Researchers from Fujian Agriculture and Forestry University and China Agricultural University published a on March 2, 2024, in Horticulture Research that reveals that the pepper gene SALT TOLERANCE HOMOLOG2 (CaSTH2) inhibits both immune responses and heat tolerance by physically interacting with the transcription factor CaWRKY40. This discovery sheds light on the complex regulatory networks that plants use to balance their defenses.

The study identifies CaSTH2 as a key negative regulator in pepper plants, inhibiting the transcription factor CaWRKY40, which is crucial for activating genes related to immunity and heat tolerance. Experiments using gene silencing and overexpression in pepper and Nicotiana benthamiana showed that CaSTH2 reduces the plant's defense against Ralstonia solanacearum infection (RSI) and its ability to tolerate high temperatures.

Various assays, including Bimolecular Fluorescence Complementation (BiFC), Co-immunoprecipitation (CoIP), pull-down, and Microscale Thermophoresis (MST), confirmed that CaSTH2 physically interacts with CaWRKY40. Furthermore, CaSTH2 blocks CaWRKY40's interactions with CaWRKY27b and CaWRKY28, which are essential for activating defense-related genes.

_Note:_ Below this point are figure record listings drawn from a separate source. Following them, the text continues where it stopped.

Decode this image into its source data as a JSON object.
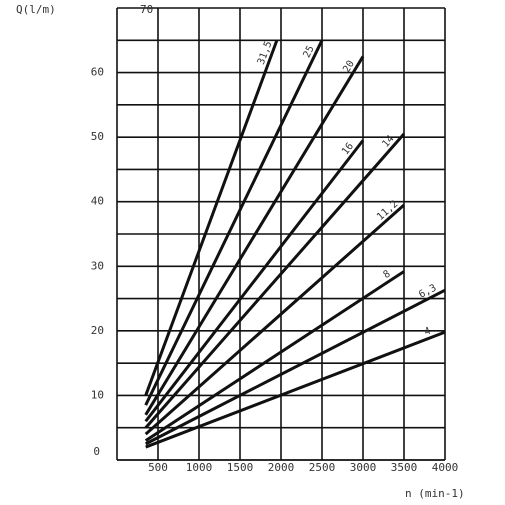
{
  "chart_data": {
    "type": "line",
    "y_label": "Q(l/m)",
    "x_label": "n (min-1)",
    "xlim": [
      0,
      4000
    ],
    "xticks": [
      500,
      1000,
      1500,
      2000,
      2500,
      3000,
      3500,
      4000
    ],
    "ylim": [
      0,
      70
    ],
    "yticks": [
      0,
      10,
      20,
      30,
      40,
      50,
      60,
      70
    ],
    "yminor": [
      5,
      15,
      25,
      35,
      45,
      55,
      65
    ],
    "grid": true,
    "color": "#111",
    "series": [
      {
        "name": "31,5",
        "x": [
          350,
          1950
        ],
        "values": [
          10,
          65
        ]
      },
      {
        "name": "25",
        "x": [
          350,
          2500
        ],
        "values": [
          8.5,
          65
        ]
      },
      {
        "name": "20",
        "x": [
          350,
          3000
        ],
        "values": [
          7,
          62.5
        ]
      },
      {
        "name": "16",
        "x": [
          350,
          3000
        ],
        "values": [
          6,
          49.5
        ]
      },
      {
        "name": "14",
        "x": [
          350,
          3500
        ],
        "values": [
          5,
          50.5
        ]
      },
      {
        "name": "11,2",
        "x": [
          350,
          3500
        ],
        "values": [
          4,
          39.5
        ]
      },
      {
        "name": "8",
        "x": [
          350,
          3500
        ],
        "values": [
          3,
          29.2
        ]
      },
      {
        "name": "6,3",
        "x": [
          350,
          4000
        ],
        "values": [
          2.5,
          26.3
        ]
      },
      {
        "name": "4",
        "x": [
          350,
          4000
        ],
        "values": [
          2,
          19.8
        ]
      }
    ]
  }
}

This comprehensive analysis demonstrates how CaSTH2 modulates the plant's defense mechanisms by interfering with critical protein interactions, providing new insights into the regulatory networks governing plant immunity and stress responses.

Dr. Sheng Yang from China Agricultural University stated, "This study highlights the intricate balance of plant defense mechanisms. Understanding the role of CaSTH2 provides valuable insights into how plants regulate their immune responses and stress tolerance, which could be crucial for developing more resilient crops."

The findings on CaSTH2's role could lead to new strategies in crop breeding to enhance resistance against pathogens and environmental stresses. By manipulating the expression of CaSTH2, scientists might improve the immunity and heat tolerance of pepper and other crops, contributing to agricultural sustainability and food security.